Des phrases alambiquées, triturées, commençant par des négations, s'interrompant en des nuances et explications supplémentaires...

Et puis c'est miraculeux. Sombre, sale, maudit pour tous et par tous, selon la vision démoniaque de Thomas Sutpen, le Devil qui went down pas to Georgia mais not too far.
Du début du XIXe siècle et la découverte du petit Thomas de l'esclavage au Mississippi à la question finale posée à Quentin Compson ( The Sound and the Fury) par son camarade d'université Canadien, tout est construit en cercles concentriques autour de Sutpen's Hundred, à Jefferson, Comté de Yoknapatawpha (le théâtre de la Comédie humaine de Faulkner, lieu imaginaire, un peu le Oxford du Mississippi sans l'université, vois-tu).

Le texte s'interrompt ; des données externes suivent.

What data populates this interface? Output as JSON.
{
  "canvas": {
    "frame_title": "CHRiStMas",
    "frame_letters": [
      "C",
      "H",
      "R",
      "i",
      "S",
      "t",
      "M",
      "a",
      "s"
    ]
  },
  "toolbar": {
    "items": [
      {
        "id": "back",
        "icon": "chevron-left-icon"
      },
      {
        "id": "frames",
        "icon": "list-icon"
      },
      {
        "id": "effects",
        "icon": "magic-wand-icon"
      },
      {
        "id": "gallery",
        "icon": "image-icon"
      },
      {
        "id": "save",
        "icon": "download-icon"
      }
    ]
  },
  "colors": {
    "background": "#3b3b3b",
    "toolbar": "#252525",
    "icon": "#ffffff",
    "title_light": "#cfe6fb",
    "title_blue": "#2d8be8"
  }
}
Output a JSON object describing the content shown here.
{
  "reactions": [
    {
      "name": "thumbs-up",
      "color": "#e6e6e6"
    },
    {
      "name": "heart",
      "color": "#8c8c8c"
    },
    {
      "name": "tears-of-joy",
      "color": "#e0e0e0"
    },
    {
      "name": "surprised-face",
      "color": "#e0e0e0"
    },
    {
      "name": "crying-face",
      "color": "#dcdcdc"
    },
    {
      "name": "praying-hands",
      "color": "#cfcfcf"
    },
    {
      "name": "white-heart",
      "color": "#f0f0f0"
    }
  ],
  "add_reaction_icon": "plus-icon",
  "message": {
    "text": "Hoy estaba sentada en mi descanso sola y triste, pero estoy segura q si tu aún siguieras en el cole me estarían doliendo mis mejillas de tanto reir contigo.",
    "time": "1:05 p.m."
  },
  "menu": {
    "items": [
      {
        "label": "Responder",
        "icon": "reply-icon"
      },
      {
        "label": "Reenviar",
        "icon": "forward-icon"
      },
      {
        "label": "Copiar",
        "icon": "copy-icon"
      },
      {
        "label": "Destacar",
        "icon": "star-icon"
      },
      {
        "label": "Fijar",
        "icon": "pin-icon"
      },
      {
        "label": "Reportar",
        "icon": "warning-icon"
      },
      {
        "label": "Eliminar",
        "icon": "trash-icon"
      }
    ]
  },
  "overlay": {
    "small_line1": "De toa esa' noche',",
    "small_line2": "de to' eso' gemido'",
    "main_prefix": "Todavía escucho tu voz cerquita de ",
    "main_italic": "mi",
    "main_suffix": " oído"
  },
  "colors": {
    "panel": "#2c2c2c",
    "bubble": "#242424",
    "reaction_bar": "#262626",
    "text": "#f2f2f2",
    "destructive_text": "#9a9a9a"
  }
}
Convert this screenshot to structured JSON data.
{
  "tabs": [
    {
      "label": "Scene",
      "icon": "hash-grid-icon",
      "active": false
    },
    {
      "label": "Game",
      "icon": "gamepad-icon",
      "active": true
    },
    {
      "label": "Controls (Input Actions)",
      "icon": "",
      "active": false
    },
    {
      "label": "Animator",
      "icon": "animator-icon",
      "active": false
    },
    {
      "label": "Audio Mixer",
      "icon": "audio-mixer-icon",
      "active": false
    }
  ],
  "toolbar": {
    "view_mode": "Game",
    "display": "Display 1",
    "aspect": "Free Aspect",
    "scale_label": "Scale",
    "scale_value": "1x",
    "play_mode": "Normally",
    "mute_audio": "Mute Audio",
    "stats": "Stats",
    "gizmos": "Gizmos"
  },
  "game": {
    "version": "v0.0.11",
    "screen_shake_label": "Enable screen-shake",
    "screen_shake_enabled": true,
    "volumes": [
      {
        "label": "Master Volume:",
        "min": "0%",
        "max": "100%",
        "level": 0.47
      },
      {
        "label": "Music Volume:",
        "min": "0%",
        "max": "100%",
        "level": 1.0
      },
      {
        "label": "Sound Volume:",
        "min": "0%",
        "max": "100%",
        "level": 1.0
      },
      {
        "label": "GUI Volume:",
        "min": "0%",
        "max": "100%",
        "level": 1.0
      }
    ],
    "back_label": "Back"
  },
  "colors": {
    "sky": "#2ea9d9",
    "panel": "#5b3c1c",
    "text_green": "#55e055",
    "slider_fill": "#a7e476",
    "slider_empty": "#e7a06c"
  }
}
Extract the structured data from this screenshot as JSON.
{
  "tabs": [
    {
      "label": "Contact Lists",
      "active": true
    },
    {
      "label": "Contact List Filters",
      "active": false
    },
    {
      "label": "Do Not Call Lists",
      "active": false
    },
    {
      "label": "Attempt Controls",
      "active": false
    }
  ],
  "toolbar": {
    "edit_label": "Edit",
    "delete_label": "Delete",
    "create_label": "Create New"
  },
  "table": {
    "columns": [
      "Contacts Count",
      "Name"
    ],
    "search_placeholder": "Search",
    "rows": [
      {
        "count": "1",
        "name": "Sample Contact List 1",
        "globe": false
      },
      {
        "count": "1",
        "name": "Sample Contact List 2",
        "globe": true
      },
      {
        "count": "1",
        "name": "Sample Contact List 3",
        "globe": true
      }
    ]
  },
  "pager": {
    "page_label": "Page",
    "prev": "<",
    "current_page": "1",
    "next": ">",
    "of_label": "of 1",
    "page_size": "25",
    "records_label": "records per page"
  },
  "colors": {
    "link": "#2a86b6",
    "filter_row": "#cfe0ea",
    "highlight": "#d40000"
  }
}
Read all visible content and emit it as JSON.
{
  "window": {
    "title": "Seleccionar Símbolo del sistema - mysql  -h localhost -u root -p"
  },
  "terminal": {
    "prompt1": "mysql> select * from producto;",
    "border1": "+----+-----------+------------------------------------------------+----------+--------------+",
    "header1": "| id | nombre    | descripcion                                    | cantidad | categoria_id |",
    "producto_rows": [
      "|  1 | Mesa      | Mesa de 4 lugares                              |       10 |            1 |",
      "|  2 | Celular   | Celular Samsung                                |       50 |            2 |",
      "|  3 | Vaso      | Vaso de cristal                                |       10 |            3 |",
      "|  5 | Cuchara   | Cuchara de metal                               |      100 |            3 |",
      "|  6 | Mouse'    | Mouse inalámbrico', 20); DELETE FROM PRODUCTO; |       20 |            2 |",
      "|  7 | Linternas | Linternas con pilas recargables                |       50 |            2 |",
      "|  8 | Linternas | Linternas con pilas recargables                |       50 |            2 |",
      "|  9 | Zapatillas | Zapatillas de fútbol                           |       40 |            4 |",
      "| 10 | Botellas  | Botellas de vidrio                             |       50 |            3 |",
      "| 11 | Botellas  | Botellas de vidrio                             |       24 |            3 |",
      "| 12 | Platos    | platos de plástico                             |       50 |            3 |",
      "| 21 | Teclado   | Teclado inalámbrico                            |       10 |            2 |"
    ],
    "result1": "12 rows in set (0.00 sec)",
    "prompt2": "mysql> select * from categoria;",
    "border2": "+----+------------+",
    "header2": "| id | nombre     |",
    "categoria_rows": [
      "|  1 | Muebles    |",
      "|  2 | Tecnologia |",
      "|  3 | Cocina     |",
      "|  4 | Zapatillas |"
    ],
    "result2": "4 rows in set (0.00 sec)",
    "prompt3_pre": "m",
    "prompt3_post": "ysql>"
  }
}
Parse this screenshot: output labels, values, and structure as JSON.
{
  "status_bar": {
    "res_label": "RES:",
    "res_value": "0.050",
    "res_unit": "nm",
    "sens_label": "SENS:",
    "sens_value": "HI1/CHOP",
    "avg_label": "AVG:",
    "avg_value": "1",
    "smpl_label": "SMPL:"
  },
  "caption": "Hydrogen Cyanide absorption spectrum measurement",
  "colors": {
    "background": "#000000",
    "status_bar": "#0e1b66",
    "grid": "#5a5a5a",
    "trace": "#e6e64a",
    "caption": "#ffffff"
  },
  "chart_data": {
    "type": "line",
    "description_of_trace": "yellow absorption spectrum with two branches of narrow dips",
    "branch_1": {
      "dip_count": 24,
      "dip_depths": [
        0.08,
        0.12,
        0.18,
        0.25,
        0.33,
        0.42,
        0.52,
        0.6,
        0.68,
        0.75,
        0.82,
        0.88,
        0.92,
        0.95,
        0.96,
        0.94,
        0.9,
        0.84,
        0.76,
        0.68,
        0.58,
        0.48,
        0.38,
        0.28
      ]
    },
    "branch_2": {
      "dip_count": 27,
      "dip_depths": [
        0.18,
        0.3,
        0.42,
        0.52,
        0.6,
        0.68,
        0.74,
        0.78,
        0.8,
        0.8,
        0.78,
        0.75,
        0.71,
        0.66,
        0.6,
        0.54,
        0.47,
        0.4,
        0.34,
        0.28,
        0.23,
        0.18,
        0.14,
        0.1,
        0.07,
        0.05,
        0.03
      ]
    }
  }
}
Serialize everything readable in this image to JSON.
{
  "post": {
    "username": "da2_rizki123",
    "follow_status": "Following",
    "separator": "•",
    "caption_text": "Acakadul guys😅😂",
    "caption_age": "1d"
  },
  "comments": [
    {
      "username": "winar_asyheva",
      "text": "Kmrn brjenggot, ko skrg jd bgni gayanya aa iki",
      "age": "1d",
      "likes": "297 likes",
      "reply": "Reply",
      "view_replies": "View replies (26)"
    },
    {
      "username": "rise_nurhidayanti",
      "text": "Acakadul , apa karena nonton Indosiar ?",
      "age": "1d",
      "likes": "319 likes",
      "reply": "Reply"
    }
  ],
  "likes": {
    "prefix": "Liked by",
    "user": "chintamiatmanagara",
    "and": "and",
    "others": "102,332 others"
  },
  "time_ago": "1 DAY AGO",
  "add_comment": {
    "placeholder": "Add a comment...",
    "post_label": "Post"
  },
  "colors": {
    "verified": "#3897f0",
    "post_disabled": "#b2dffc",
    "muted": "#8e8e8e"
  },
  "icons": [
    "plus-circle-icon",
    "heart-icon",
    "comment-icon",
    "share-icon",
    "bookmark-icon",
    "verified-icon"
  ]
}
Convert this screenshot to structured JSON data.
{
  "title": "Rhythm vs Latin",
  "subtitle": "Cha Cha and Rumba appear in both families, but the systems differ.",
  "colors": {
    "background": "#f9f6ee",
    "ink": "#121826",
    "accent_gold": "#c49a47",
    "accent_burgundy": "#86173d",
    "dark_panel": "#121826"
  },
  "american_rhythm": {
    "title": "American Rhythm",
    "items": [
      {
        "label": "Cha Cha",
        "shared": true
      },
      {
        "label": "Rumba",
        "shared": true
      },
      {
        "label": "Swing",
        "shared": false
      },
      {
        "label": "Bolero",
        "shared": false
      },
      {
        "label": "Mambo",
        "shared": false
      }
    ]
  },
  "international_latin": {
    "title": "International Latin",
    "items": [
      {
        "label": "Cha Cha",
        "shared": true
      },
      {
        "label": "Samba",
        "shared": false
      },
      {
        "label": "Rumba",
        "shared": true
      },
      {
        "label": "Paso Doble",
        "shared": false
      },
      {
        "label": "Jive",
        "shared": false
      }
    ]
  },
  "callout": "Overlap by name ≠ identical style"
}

Évidemment, ce n'est pas dans l'ordre. C'est outrancier, d'une précision et d'un lyrisme noir démoniaque, désespéré, inerte puis brûlant par à-coups... pourquoi pas, le futur appartiendra aux Jim Bond de ce bas-monde. Se réveillant de leur lit en flammes, hurlant, vociférant, de leur petit coin d'enfer personnel (leur petite chambre à soi) : "Absalom, Absalom !" en un vomissement exultant la fureur et le besoin de vivre déchaîné, puis pour conjurer la honte, la fange, les fouets, le viol, l'alcool et tout ce qui fait que Faulkner est un génie universel, et non pas un écrivain de terroir (mais faut-il encore le souligner ?).

Je crois bien qu'il sera difficile d'en sortir, autant qu'il fût difficile d'y entrer.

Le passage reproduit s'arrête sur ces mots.